За столом и выложил последние новости. Они тут же поникли. И уютно дымящийся чай с теплым пирогом сразу остыли.
– После программы наш телефон будто взбесился. Едва успевала отвечать. Нам обещали поддержку. В один голос кричали: мы за вас и за Григория Саныча, – устало завела прежнюю пластинку Лидия Сергеевна, – но потом доброжелатели разбежались, и телефоны смолкли. И где же преданные поклонники Гриши, которые стояли в очередях, лишь бы достать у перекупщиков билет на фильм или спектакль с его участием? Почему они так запросто разменяли народную любовь к великому актеру? Почему не встали на защиту его осиротевшей семьи?
– Они все умерли, – «обрадовала» Надюша.
– Из старожилов театра тоже никого. У нас впереди разбирательства, и мы все еще нуждаемся в свидетелях. С нами железно Надюша и Владимир Львович (тот самый продюсер, выступавший на программе), он хорошо помог нам и советами, и со связями. С остальными надо общаться, убеждать, упрашивать. Но никто не хочет связываться с судами, все это нервы, грязь… В конце пути Григория Саныча стали окружать люди, неравные ему. Новый худрук, называющий себя Гришиным преемником, на деле разогнал прежнюю труппу, набрал своих, сломал традиции, эстетику. И с точки зрения хозяйства (афиши, туалеты, ковры, кресла) все там криво и продавлено, все чудовищно организовано. Мы, родные основателя театра, не можем прийти туда, не купив билет. «Трехгорку» перепрофилировали в какой-то театрально-концертный зал. Вместо новых постановок мюзиклы, дефиле, презентации, съемки, конференции, банкеты…

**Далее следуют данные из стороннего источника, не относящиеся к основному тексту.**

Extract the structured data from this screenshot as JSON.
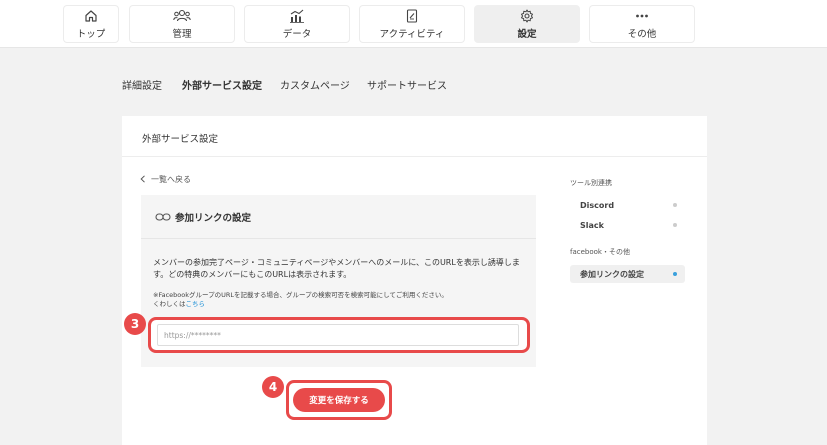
{
  "nav": {
    "items": [
      {
        "label": "トップ",
        "icon": "home-icon"
      },
      {
        "label": "管理",
        "icon": "users-icon"
      },
      {
        "label": "データ",
        "icon": "chart-icon"
      },
      {
        "label": "アクティビティ",
        "icon": "document-icon"
      },
      {
        "label": "設定",
        "icon": "gear-icon",
        "active": true
      },
      {
        "label": "その他",
        "icon": "more-icon"
      }
    ]
  },
  "subtabs": [
    {
      "label": "詳細設定"
    },
    {
      "label": "外部サービス設定",
      "active": true
    },
    {
      "label": "カスタムページ"
    },
    {
      "label": "サポートサービス"
    }
  ],
  "card": {
    "title": "外部サービス設定",
    "back_label": "一覧へ戻る",
    "panel": {
      "title": "参加リンクの設定",
      "description": "メンバーの参加完了ページ・コミュニティページやメンバーへのメールに、このURLを表示し誘導します。どの特典のメンバーにもこのURLは表示されます。",
      "note_line1": "※FacebookグループのURLを記載する場合、グループの検索可否を検索可能にしてご利用ください。",
      "note_line2_prefix": "くわしくは",
      "note_link": "こちら",
      "input_placeholder": "https://********"
    },
    "save_label": "変更を保存する"
  },
  "badges": {
    "input_step": "3",
    "save_step": "4"
  },
  "sidebar": {
    "section1": "ツール別連携",
    "section1_items": [
      {
        "label": "Discord"
      },
      {
        "label": "Slack"
      }
    ],
    "section2": "facebook・その他",
    "section2_items": [
      {
        "label": "参加リンクの設定",
        "active": true
      }
    ]
  },
  "colors": {
    "accent": "#e84a4a",
    "link": "#1a8fd6",
    "active_dot": "#3aa0dc"
  }
}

Во всем ее облике и суждениях – неторопливое печальное достоинство. Изредка сбивалась на всхлипы и вздохи, и в этих натянутых зазорах-паузах звенели трамваи на Игральной. И фигурки дребезжали на полках. Вдова и дочка сами как керамические статуэтки: после обжига деформированные, на двух неровных точках. Не находили себе места на когда-то ровной и устойчивой поверхности жизни.
– Ты знаешь, Лида, – после молчания заговорила Надюша, – тут рецепт самый простой: максимально долго спать, чтобы отключить сознание и не думать…
– Я не могу больше спать. Я не могу не думать, – завела глаза Лидия Сергеевна.
– …а когда выспишься, начинай уборку. В чистой квартире невозможно горевать. По себе знаю. Я обычно не киплю от обиды, а мою окна. Или посуду. Или полы. Сделала самой себе благо и освободилась от черных мыслей через физнагрузку.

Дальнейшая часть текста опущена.